See the step by step solution

## Step 1: Concept of Dot Product

Formula used:

The dot product of two vectors $${\rm{a}}$$ and $${\rm{b}}$$ in terms of $$\theta$$ is $${\rm{a}} \cdot {\rm{b}} = |{\rm{a}}||{\rm{b}}|\cos \theta$$.

## Step 2: Calculation of the dot product

The given magnitude of two vectors are $$|{\rm{a}}| = 6$$ and $$|{\rm{b}}| = 5$$ with angle $$\frac{{2\pi }}{3}$$ between them.

Substitute $$|{\rm{a}}| = 6,|\;{\rm{b}}| = 5$$, and $$\theta = \frac{{2\pi }}{3}$$ in above formula and obtain the dot product as follows.
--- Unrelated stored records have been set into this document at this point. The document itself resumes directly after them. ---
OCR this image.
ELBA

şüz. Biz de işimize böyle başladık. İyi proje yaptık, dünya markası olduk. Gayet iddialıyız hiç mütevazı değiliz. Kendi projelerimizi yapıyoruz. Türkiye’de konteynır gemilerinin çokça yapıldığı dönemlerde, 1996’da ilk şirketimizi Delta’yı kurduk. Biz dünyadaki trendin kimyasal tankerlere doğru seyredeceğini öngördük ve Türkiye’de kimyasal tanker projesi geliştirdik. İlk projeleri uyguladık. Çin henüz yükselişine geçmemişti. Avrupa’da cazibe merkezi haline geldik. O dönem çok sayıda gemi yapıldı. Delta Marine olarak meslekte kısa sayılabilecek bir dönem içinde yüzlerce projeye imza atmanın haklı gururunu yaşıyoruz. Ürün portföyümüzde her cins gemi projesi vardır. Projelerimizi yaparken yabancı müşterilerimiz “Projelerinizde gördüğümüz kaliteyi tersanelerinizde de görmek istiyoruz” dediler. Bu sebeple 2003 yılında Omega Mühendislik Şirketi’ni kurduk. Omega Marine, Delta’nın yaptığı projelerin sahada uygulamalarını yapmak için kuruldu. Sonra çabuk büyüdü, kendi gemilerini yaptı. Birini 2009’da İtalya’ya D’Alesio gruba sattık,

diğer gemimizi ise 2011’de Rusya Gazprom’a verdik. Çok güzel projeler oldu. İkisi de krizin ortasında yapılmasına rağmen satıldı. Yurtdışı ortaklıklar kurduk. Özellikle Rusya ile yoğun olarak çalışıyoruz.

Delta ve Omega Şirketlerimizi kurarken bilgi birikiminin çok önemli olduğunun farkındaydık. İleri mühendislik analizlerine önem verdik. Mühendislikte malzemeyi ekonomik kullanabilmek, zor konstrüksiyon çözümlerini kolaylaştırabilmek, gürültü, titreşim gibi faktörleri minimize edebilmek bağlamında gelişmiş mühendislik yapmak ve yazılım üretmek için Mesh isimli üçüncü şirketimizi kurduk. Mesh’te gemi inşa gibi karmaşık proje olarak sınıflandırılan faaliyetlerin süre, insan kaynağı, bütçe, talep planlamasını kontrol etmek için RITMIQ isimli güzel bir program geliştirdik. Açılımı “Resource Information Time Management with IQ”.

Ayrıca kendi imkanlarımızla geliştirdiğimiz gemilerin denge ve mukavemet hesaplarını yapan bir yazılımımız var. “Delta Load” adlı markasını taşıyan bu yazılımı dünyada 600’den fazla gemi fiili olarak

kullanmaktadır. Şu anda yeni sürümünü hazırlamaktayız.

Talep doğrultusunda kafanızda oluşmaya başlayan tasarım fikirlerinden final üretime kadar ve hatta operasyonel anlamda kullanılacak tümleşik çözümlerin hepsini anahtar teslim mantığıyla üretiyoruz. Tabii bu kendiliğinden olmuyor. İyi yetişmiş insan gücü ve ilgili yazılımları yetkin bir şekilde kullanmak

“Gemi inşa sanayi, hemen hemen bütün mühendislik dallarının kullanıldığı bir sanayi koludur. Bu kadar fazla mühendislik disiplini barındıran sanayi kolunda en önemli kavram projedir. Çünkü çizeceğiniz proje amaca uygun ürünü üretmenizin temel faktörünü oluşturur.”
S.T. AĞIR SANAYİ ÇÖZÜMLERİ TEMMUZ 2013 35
\begin{aligned}{l}{\rm{a}} \cdot {\rm{b}} &= (6)(5)\cos \left( {\frac{{2\pi }}{3}} \right)\\{\rm{a}} \cdot {\rm{b}} &= 30( - 0.5)\\{\rm{a}} \cdot {\rm{b}} &= - 15\end{aligned}

Thus, the dot product between two vector $${\rm{a}}$$ and $${\rm{b}}$$ is $$a \cdot b = - 15$$.